Linode Resets Customer Passwords After Breach, DDoS Attack

Cloud-based webhost Linode, still under a DDoS attack, reset customer passwords after a suspected breach.

Cloud-based webhost Linode absorbed another body blow on Tuesday when it said it was resetting customer passwords after a suspected breach. The development compounded the company’s existing woes as it continues to battle a distributed denial-of-service attack that began on Christmas.

A Linode representative said late Tuesday its executives were unavailable for comment and that an investigation was ongoing.

The password breach was announced after the company said three accounts were accessed without permission and it discovered two Linode.com user credentials on an “external machine.”

“This implies user credentials could have been read from our database, either offline or on, at some point,” Linode said in an advisory to customers. “The user table contains usernames, email addresses, securely hashed passwords and encrypted two-factor seeds. The resetting of your password will invalidate the old credentials.”

Linode said it notified the customers whose credentials were found on outside machines and said there was no evidence of further intrusion into host or virtual machines. Linode markets its services toward developers and offers quick, scalable solid state driver server deployments.

As of this morning, portions of the Linode website were still inaccessible, and the company said it has not been able to determine whether the DDoS attack and the password breach are related attacks. In the past, experts have warned that criminals will use easy-to-mount DDoS attacks against a target in order to distract IT and security staff away from the real target.

“The entire Linode team has been working around the clock to address both this issue and the ongoing DDoS attacks. We’ve retained a well-known third-party security firm to aid in our investigation. Multiple Federal law enforcement authorities are also investigating and have cases open for both issues. When the thorough investigation is complete, we will share an update on the findings,” Linode said. “You may be wondering if the same person or group is behind these malicious acts. We are wondering the same thing. At this point we have no information about who is behind either issue. We have not been contacted by anyone taking accountability or making demands. The acts may be related and they may not be.”

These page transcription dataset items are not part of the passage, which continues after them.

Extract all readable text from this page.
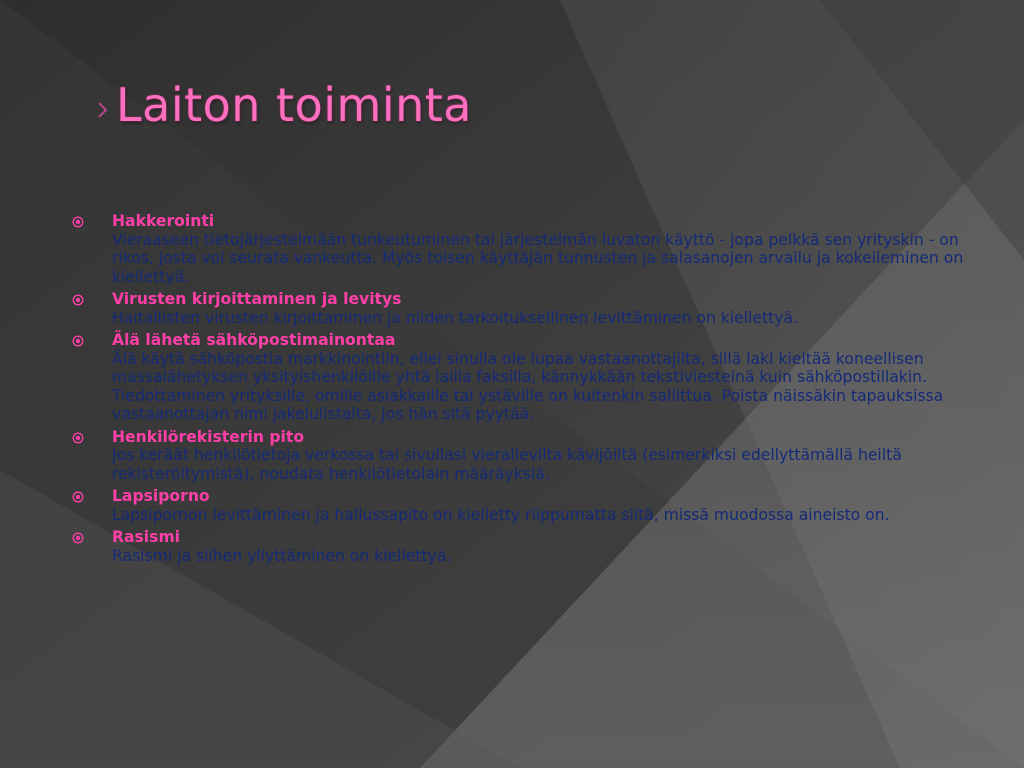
Laiton toiminta
Hakkerointi
Vieraaseen tietojärjestelmään tunkeutuminen tai järjestelmän luvaton käyttö - jopa pelkkä sen yrityskin - on rikos, josta voi seurata vankeutta. Myös toisen käyttäjän tunnusten ja salasanojen arvailu ja kokeileminen on kiellettyä.
Virusten kirjoittaminen ja levitys
Haitallisten virusten kirjoittaminen ja niiden tarkoituksellinen levittäminen on kiellettyä.
Älä lähetä sähköpostimainontaa
Älä käytä sähköpostia markkinointiin, ellei sinulla ole lupaa vastaanottajilta, sillä laki kieltää koneellisen massalähetyksen yksityishenkilöille yhtä lailla faksilla, kännykkään tekstiviesteinä kuin sähköpostillakin. Tiedottaminen yrityksille, omille asiakkaille tai ystäville on kuitenkin sallittua. Poista näissäkin tapauksissa vastaanottajan nimi jakelulistalta, jos hän sitä pyytää.
Henkilörekisterin pito
Jos keräät henkilötietoja verkossa tai sivullasi vierailevilta kävijöiltä (esimerkiksi edellyttämällä heiltä rekisteröitymistä), noudata henkilötietolain määräyksiä.
Lapsiporno
Lapsipornon levittäminen ja hallussapito on kielletty riippumatta siitä, missä muodossa aineisto on.
Rasismi
Rasismi ja siihen yllyttäminen on kiellettyä.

Linode was relatively quiet about the DDoS attack until a New Year’s Eve blogpost from network engineer Alex Forster. Forster said that a criminal gang was using a botnet to fire bad traffic at Linode’s authoritative nameservers causing DNS outages. All public-facing websites and web and application servers were also targeted, taking down Linode Manager. The attackers also sent traffic at Linode’s colocation provider’s upstream routers and its internal network infrastructure causing packet loss. In all, Forster said there were more than 30 attacks carried out in the week between Christmas and New Year’s Eve.